Anonymous 0 Comments

The biggest hurdle is getting enough light. If your shutter is open for half as much time, you need to bring in twice as much light in order to see the same brightness. These cameras going at 10,000 fps need to bring in 160 times as much light as a regular camera, which means you’re going to need a large high quality lens, and very good lighting conditions.

Anonymous 0 Comments

So there’s the basics, which you know. They are high speed cameras that capture footage at frame rates WAY higher than normal. There is the light/exposure part, which is explained in another comment, and lastly we have resolution.

Sooo, it’s the same deal as the first. High speed cameras capture many more frames per second than a regular camera. That means you also have WAY more data being stored per second of footage. There’s an episode where Gavin talks about this, and what it boils down to, is that when you film at ludicrous frame rates like 250k FPS, that means you have over eight thousand times more footage per second. That takes up a ton of space, so to compensate, they lower recording resolution.

You’ll also notice at times the playback they provide is smaller in relation to your screen in accordance with the fact that it’s filmed at a lower resolution.

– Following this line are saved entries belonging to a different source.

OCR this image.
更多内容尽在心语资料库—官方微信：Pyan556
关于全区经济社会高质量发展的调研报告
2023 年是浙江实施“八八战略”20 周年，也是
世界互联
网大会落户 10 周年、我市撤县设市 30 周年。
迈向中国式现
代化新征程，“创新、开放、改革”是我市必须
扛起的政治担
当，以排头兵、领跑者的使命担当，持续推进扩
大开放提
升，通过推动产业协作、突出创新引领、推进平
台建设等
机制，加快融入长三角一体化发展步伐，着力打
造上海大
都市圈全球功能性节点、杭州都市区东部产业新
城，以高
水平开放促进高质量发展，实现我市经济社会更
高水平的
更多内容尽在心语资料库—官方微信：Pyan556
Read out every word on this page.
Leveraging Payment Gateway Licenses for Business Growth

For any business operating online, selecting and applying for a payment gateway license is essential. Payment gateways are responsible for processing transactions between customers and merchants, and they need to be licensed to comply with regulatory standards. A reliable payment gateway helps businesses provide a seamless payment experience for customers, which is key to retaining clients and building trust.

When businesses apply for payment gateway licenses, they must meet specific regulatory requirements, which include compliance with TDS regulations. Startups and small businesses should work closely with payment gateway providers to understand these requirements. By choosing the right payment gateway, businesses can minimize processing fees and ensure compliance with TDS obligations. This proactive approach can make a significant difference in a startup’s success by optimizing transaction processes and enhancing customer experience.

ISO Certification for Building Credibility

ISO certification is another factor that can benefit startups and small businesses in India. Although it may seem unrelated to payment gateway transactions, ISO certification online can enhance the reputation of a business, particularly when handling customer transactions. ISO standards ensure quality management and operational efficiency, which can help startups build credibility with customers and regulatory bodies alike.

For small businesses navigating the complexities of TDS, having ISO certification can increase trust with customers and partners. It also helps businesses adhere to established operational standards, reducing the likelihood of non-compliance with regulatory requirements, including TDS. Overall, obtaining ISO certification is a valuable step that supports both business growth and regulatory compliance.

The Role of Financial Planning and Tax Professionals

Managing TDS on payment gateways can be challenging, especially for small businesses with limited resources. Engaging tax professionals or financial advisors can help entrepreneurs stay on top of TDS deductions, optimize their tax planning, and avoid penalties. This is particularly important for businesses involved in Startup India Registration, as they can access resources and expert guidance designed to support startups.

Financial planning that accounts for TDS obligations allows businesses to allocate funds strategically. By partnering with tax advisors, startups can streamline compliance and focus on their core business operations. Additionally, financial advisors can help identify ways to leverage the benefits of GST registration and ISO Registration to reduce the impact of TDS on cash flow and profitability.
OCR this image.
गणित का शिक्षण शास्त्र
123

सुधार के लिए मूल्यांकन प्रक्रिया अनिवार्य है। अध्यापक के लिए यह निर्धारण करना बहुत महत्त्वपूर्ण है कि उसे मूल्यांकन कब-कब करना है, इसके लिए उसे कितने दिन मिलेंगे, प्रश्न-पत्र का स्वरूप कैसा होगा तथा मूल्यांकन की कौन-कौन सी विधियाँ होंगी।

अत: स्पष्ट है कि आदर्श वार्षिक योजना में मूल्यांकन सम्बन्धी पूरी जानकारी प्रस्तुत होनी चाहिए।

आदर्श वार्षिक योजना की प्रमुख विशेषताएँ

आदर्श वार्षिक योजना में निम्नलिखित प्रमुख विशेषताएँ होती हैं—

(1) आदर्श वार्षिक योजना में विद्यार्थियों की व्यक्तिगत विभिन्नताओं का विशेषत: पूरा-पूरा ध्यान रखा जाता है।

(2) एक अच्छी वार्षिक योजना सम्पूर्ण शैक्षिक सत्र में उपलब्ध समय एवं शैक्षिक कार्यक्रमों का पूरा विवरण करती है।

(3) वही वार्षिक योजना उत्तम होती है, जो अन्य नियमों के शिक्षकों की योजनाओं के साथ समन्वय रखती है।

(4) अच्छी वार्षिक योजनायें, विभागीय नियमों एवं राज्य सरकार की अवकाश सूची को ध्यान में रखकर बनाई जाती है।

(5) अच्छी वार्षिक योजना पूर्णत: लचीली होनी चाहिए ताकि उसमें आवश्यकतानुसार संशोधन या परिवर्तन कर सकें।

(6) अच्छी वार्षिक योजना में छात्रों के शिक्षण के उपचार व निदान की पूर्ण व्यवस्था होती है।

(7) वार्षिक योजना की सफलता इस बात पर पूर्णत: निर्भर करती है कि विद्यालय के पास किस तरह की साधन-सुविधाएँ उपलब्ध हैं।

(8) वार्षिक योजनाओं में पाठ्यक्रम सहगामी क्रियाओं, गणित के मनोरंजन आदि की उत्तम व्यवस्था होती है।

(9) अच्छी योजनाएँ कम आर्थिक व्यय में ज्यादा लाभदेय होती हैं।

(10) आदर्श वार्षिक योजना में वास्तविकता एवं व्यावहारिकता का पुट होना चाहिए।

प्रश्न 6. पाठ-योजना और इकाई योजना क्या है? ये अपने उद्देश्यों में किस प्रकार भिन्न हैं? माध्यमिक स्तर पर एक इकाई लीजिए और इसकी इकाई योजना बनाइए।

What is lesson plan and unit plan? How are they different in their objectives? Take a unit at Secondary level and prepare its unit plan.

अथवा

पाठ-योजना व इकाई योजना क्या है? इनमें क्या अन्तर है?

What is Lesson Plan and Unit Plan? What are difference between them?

ALSO, that is why they don’t upload videos at 60FPS. It basically forces them to use twice as much slow footage frames for no reason, to properly pad for the presentation time they want, which results in one of two things

Either they need to film at faster speeds to begin with, which compounds the problems above,

Or they need to lessen the amount of slow footage time they actually have available. It’s stuff they mention on their second channel, and I may be remembering some things incorrectly.

Anonymous 0 Comments

High speed cameras, like the popular Phantom cameras, use digital sensors.

These sensors have a maximum amount of data they can pass to the storage system. It’s typically measured in giga pixels per second.

As the frame rate is increased, this becomes a bottle neck and the choice is to decrease the resolution so there are fewer pixels per frame. Then the frame rate can be increased again.

The storage systems are typically built around buffering the data to Ram and then saving the captured footage to disk.